Me: What else is changing about your job description?
Dean: We’re still making sure people graduate. Ironically, we used to have to do a hard thing: If students wanted to transfer credits from a course they took online, the answer was always a flat No. This summer we’re saying, Yes, you can take online courses and transfer the credits. Now, we’re ignorant of what sort of online courses are out there. And this summer, what will be available will have completely changed. How we assess those courses, what will work for transfer credit: that will be a new and interesting project.
Normally at this point we’d be all hands on deck for graduation and reunions, and none of that is happening. We canceled graduation — we’ll have a virtual graduation, and a year from now we’ll do a ceremony for the Class of 2020 a few days ahead of the Class of 2021.
Me: Graduating students must be so disappointed.
Dean: It truly is a grieving process. The things they planned on, the things they knew — that’s been ripped from them. For some, completing their work is impossible. If they were working in a lab, that’s not there anymore. A lot of students planned to go somewhere over spring break to collect data for their theses. A lot had job interviews. All that’s gone.
What I’m seeing is that many are adopting a coping strategy. People have the bandwidth to deal only with what’s essential; if it’s not essential to their lives right now, they’re not dealing with it.
The university’s mental health workers are busier than ever. Students already connected with those resources need them more. For others, the trauma is forcing them to deal with long-term issues they may have buried.
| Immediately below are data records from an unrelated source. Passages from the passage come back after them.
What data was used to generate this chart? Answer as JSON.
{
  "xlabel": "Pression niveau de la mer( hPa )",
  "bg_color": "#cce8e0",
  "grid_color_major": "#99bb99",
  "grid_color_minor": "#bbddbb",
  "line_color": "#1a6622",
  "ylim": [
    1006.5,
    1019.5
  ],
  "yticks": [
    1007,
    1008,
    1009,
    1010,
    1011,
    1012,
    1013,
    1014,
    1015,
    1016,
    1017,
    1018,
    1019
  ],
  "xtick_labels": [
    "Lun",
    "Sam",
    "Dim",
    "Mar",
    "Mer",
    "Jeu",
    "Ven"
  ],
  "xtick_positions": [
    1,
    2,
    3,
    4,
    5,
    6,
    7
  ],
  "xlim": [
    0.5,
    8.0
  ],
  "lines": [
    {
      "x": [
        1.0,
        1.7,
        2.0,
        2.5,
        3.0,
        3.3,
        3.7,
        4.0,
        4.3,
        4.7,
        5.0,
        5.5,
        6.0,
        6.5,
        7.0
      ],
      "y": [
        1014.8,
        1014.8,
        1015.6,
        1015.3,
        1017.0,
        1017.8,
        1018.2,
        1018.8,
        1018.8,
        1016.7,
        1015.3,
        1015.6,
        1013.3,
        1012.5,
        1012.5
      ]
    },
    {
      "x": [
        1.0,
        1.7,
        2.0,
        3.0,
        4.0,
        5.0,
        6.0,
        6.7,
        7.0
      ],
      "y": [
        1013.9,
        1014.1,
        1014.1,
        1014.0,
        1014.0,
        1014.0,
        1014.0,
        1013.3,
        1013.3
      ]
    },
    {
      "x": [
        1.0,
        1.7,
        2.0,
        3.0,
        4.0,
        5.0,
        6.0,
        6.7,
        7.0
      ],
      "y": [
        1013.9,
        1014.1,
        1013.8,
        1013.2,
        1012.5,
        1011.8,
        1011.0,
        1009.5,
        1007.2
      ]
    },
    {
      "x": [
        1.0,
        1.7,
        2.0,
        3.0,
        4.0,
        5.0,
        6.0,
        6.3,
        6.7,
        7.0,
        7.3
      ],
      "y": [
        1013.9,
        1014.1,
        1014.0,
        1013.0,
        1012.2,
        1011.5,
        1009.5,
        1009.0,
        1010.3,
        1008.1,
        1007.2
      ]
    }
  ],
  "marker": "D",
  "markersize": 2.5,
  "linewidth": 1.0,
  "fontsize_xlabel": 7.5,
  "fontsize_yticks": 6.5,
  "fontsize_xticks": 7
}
There’s a certain level of PTSD. Then for others, going away to college means the ability to re-invent yourself, to set yourself up in a new environment. To all of a sudden have to go back to what they knew before: it can be tough. And for a lot of them the lack of certainty is overwhelming.
Me: Is there anything about this transition that’s made your job more enjoyable?
Dean: It’s satisfying to help people. The fact that we all have to be more flexible is a great thing. Playing a role to convince students there are more important things than grades is a wonderful thing.
But it’s hard having to help people facing overwhelmingly difficult situations. That’s always hard, but more of them are facing harder things now. What can you say about the importance of finishing a paper when they have a loved one in the hospital, or who’s lost their job?
The triage has been interesting, but now we’re shifting gears. We have to plan for a university where we may not continue in a residential setting. I have to see that as an interesting creative project and not as just depressing. There are so many reasons to be depressed. I’m trying to focus on the possibilities. Let’s give up our attachment to normalcy and work to create something even better. This catastrophe has been so wide ranging and deep, I can’t imagine it won’t open possibilities of doing things in new and different ways, even if we can’t see what that looks like. If I focus on that, that can help me from getting frustrated and overwhelmed.
(New York state numbers on Friday: 271,590 diagnosed with Covid-19, up 3.1 percent; 422 dead, to a total of 15,740, up 2.7 percent. Overall U.S. deaths: 1,971, to a total of 46,101, up 4.7 percent.)